Struggling software vendor Geac Computer Corp. Friday reported a fiscal second-quarter loss of US$37.2 million due to a one-two punch of weak enterprise application sales and the fact that users are taking longer to make decisions about buying its product.
The Toronto-based maker of enterprise resource planning software also said it's holding off on major acquisition moves while it "considers various strategic and financial options." The alternatives under consideration include a possible sale of the company as a whole or in pieces, a Geac spokesman said, although he added that a sell-off isn't definite at this point.
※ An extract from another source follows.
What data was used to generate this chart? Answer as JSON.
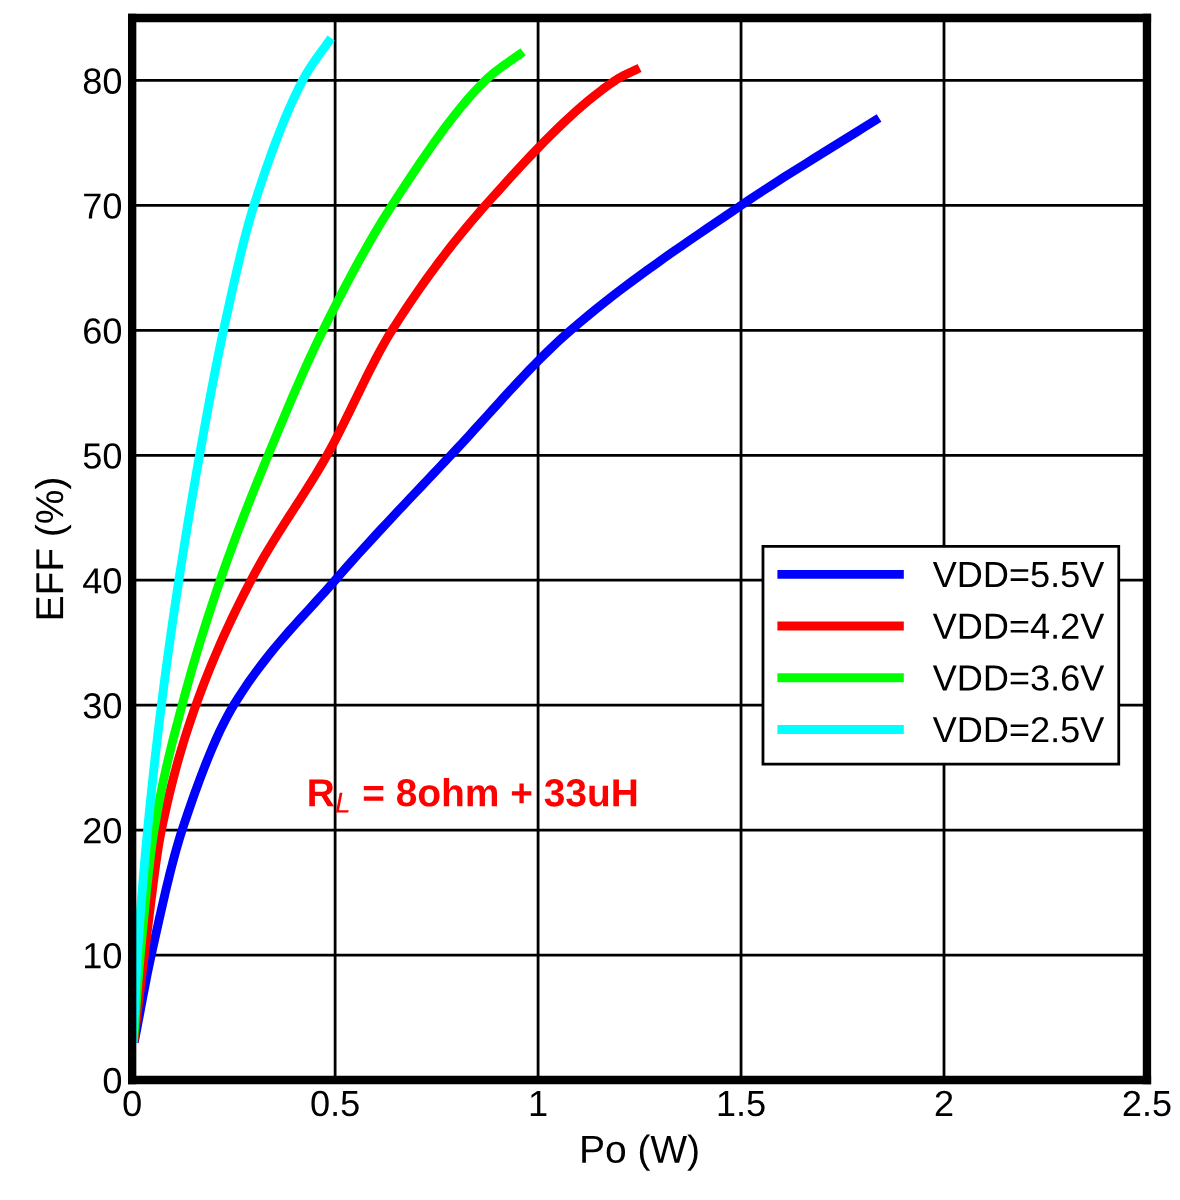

Geac hired investment banking firm Lazard Freres & Co. as a financial adviser late last summer, shortly after reporting a $29.1 million operating loss for its first fiscal quarter ended July 31. The company followed that move by announcing a 12% workforce cut meant to prime itself for a potential sale.
The company has also made a series of management changes following the resignation of former CEO Douglas Bergeron in October. First, the company named Chairman William Nelson as interim CEO and made John Caldwell its interim president and chief operating officer. Then, Geac last month said Caldwell would take over as temporary CEO after Nelson decided to step down for personal reasons.
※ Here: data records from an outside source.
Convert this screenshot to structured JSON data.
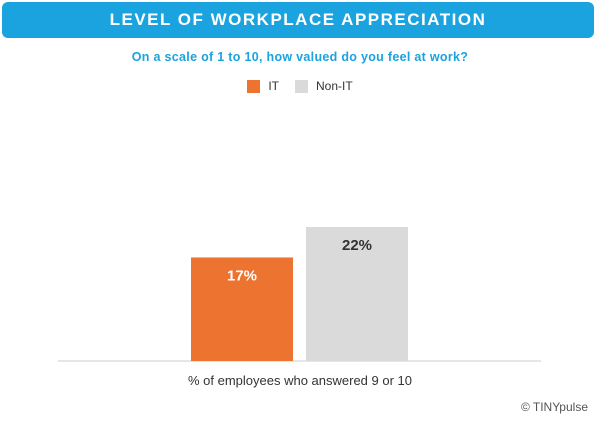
{
  "chart_data": {
    "type": "bar",
    "title": "LEVEL OF WORKPLACE APPRECIATION",
    "subtitle": "On a scale of 1 to 10, how valued do you feel at work?",
    "xlabel": "% of employees who answered 9 or 10",
    "ylabel": "",
    "categories": [
      "IT",
      "Non-IT"
    ],
    "values": [
      17,
      22
    ],
    "value_labels": [
      "17%",
      "22%"
    ],
    "colors": [
      "#ec7430",
      "#dadada"
    ],
    "label_colors": [
      "#ffffff",
      "#333333"
    ],
    "legend": [
      {
        "label": "IT",
        "color": "#ec7430"
      },
      {
        "label": "Non-IT",
        "color": "#dadada"
      }
    ],
    "legend_position": "top-center",
    "ylim": [
      0,
      22
    ],
    "grid": false
  },
  "footer": {
    "credit_symbol": "©",
    "credit_text": "TINYpulse"
  }
}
For its second fiscal quarter ended Oct. 31, Geac reported revenue of $133.4 million, down 14% from $155.9 million in the same three-month period a year ago. For the first half of the company's fiscal year as a whole, revenue dropped from last year's level of $282.7 million to $273.7 million.
"Our revenue for the first six months [of the fiscal year] reflects lower activity in the post-Y2K marketplace," Caldwell said in a statement. But gross margins did improve from the first to the second quarter after Geac "sized our businesses to improve operating profits and cash flow," Caldwell added. "With a more competitive cost position, we anticipate that our financial performance will improve through the balance of the fiscal year."